Como foi dito, pode-se usar esta conexão como um enlace para TCP/IP. Você pode fazer do seu computador um "mini-provedor", que funciona de qualquer lugar do mundo e não depende de nenhum provedor comercial (lembrar que Internet grátis não funciona em muitas cidades pequenas, pois depende da central telefônica possuir RAS).
Segue a "receita de bolo" para fazer conexão TCP/IP com PPP, pressupondo que o usuário que pode fazer login é o "modem".
Arquivo: /home/modem/ppp (deve ser tornado executável com chmod 755)
#!/bin/sh /usr/sbin/pppd call modem
Arquivo: /etc/ppp/peers/modem
noauth nodefaultroute mtu 1500 mru 1500 10.202.1.1:10.202.1.2 debug ms-dns 10.0.1.1 unit 2
Significado dos parâmetros do arquivo "modem":
noauth | Não usa autenticação PAP, pois já autenticamos via login do terminal |
nodefaultroute | Não torna esse link a rota padrâo, no lado servidor |
mtu 1500 | maior pacote transportado pelo link, na transmissão |
mru 1500 | Idem, para recepção |
10.202.1.1:10.202.1.2 | IP local (servidor) e remoto (cliente) que o link terá |
debug | Mostra andamento da criação do link no /var/log/messages do servidor (útil para depurar quando a instalação é nova) |
ms-dns 10.0.1.1 | Servidor DNS informado ao cliente |
unit 2 | Interface de rede do lado servidor será ppp2 (se não estiver ocupada) |
Depois de discar e ter a ligação atendida, o cliente deve digitar o nome (modem), a senha, e invocar o script /home/modem/ppp. Este script carrega o pppd, que é o programa que implementa o protocolo PPP no Linux. Feito isso, o cliente deve iniciar o PPP também. Normalmente, o lado cliente usa alguma ferramenta automática para isso, como o discador do Windows.
Ao invés de obrigar o cliente a invocar o script, poderíamos colocar /home/modem/ppp como "shell" da conta modem, o que faria o script ser invocado apenas digitando nome e senha. Mas preferi deixar separado para ter a chance de usar a conta também para administração remota, não apenas para Internet.
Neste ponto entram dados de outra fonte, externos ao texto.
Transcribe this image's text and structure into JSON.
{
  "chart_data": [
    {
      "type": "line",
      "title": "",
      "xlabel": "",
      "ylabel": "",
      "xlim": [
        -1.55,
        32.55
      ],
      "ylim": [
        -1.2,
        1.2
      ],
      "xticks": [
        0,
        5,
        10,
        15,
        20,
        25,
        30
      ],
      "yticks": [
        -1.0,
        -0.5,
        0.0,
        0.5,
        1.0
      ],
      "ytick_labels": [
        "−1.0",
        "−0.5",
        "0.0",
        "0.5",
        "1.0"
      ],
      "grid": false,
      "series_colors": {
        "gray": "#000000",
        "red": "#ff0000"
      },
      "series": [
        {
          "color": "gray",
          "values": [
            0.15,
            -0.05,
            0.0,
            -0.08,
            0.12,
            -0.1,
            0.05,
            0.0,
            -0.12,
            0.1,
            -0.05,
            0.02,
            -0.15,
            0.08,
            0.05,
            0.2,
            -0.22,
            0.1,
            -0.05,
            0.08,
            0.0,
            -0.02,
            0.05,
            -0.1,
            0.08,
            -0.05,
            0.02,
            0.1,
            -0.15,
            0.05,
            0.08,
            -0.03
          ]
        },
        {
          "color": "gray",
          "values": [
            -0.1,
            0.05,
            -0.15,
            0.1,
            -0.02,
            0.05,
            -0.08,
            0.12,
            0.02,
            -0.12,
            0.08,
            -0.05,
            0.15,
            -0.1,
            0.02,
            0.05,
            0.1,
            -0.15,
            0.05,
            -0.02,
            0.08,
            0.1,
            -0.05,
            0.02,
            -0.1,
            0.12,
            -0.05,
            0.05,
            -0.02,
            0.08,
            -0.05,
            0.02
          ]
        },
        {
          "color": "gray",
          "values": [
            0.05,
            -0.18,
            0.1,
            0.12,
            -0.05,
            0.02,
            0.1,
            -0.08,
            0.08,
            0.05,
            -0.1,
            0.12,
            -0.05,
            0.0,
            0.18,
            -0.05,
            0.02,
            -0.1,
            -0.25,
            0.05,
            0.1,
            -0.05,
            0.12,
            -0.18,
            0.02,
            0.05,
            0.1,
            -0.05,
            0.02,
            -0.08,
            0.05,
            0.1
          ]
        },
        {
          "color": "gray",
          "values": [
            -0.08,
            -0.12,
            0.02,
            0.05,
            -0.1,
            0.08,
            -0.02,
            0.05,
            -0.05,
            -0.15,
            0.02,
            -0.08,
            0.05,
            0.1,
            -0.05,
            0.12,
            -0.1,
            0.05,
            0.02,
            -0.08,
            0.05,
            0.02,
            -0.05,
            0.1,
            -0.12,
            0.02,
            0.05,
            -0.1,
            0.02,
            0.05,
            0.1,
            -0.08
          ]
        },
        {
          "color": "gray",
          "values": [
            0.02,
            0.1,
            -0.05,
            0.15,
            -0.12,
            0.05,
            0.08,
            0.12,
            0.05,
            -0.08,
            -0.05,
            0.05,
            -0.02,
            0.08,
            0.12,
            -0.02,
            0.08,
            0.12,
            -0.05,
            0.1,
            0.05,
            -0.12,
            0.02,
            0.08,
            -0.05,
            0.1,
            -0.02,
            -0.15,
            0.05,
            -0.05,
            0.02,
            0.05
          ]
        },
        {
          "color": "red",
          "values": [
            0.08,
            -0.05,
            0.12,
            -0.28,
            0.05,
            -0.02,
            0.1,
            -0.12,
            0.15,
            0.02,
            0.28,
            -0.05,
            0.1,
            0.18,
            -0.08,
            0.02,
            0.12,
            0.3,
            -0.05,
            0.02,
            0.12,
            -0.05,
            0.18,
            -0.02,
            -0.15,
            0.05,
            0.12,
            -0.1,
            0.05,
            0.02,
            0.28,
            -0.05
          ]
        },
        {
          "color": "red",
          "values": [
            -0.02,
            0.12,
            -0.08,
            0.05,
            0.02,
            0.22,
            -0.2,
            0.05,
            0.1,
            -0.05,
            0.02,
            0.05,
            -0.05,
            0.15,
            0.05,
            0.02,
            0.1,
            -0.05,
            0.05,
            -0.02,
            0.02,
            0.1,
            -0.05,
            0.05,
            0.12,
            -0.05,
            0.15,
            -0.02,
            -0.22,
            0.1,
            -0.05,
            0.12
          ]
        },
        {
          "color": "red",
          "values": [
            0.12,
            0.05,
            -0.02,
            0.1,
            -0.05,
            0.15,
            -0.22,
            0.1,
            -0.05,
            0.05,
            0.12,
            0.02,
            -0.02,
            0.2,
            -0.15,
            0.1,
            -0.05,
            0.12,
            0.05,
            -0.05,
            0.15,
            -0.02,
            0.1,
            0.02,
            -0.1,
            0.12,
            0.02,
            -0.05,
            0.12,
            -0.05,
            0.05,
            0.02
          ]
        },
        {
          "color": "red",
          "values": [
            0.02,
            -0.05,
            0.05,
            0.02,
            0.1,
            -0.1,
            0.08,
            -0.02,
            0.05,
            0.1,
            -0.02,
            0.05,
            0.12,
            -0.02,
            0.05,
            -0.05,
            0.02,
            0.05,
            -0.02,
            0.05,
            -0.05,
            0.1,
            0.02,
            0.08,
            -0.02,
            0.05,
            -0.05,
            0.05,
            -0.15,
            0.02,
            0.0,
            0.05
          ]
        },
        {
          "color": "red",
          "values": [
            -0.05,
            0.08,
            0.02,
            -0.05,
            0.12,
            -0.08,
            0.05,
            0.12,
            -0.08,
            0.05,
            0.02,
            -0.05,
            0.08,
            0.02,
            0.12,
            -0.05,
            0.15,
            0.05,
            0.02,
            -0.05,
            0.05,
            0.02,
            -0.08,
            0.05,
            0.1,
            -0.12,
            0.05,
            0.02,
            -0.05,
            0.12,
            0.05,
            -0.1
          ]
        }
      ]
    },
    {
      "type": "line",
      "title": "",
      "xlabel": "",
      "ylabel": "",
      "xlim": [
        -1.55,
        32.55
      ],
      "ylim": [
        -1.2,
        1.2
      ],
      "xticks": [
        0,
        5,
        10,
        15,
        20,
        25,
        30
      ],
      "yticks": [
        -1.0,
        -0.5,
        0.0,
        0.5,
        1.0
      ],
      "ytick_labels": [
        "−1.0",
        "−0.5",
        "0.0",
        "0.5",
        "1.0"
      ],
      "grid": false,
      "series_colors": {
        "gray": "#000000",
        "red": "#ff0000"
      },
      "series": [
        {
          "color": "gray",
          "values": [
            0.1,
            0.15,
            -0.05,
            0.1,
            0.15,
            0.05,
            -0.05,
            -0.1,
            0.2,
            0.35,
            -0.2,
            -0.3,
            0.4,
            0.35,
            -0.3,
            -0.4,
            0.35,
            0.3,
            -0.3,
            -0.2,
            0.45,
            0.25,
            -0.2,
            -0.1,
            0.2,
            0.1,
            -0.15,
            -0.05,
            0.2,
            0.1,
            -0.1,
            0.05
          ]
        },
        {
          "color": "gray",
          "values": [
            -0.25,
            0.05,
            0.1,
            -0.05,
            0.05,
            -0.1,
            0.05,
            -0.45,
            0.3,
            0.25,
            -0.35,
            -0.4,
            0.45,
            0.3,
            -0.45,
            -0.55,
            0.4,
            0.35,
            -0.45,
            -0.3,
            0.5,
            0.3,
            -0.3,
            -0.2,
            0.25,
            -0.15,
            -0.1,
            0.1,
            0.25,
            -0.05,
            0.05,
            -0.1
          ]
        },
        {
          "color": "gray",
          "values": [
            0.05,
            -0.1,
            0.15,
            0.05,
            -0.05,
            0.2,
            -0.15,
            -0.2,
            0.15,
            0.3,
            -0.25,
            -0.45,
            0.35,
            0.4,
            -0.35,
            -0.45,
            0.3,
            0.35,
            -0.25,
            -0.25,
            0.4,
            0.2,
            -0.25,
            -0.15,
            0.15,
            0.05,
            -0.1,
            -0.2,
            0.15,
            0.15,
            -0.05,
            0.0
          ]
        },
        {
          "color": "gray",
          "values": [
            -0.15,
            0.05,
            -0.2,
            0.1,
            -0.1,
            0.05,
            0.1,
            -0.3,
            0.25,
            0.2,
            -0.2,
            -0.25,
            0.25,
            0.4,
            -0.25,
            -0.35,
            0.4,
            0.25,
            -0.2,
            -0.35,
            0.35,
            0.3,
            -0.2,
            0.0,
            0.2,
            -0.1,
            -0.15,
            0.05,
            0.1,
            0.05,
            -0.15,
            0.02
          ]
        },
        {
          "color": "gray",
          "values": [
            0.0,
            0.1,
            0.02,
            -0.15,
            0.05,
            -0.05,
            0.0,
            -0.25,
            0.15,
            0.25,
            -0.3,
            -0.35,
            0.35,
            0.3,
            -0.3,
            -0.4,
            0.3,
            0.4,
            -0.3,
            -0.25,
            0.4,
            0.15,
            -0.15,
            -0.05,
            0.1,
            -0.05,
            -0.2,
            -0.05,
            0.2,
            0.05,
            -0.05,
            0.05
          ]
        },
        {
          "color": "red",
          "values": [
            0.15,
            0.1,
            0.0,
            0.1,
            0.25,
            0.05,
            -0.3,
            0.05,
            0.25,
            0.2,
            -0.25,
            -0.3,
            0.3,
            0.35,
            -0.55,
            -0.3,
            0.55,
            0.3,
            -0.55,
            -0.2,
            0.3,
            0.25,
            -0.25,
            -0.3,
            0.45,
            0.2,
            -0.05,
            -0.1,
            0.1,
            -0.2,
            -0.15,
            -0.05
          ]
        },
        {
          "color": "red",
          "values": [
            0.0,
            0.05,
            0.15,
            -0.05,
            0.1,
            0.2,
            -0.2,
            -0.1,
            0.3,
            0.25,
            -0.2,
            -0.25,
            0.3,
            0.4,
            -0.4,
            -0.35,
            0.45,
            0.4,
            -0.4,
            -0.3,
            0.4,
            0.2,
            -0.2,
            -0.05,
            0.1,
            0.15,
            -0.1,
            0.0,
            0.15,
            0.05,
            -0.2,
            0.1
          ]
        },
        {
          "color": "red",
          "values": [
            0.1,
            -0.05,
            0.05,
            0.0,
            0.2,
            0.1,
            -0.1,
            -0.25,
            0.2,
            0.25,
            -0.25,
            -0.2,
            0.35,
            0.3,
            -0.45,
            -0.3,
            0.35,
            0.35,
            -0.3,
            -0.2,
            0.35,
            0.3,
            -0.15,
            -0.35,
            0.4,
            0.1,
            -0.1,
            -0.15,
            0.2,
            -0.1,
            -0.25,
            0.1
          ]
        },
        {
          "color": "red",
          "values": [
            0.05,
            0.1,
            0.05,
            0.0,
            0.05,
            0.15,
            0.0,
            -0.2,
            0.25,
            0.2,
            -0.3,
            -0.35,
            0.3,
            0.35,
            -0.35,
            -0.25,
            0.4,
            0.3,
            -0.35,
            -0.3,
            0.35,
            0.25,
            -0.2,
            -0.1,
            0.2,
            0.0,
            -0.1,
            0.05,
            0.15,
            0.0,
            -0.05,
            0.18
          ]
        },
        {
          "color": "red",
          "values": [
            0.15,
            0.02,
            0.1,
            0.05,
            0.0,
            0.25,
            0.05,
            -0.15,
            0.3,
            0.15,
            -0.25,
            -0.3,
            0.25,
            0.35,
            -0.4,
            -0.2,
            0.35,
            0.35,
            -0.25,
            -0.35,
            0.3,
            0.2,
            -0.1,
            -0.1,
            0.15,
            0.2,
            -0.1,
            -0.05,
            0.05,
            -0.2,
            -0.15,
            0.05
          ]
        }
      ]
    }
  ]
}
A razão do arquivo /etc/ppp/peers/modem existir é que um usuário normal (não root) que invoca o pppd, não pode passar parâmetros de configuração a ele. O usuário é obrigado a usar um "perfil" preexistente, criado pelo root. Além isso, como o pppd deste computador é o lado "servidor", somos obrigados a ter uma configuração imutável para ele.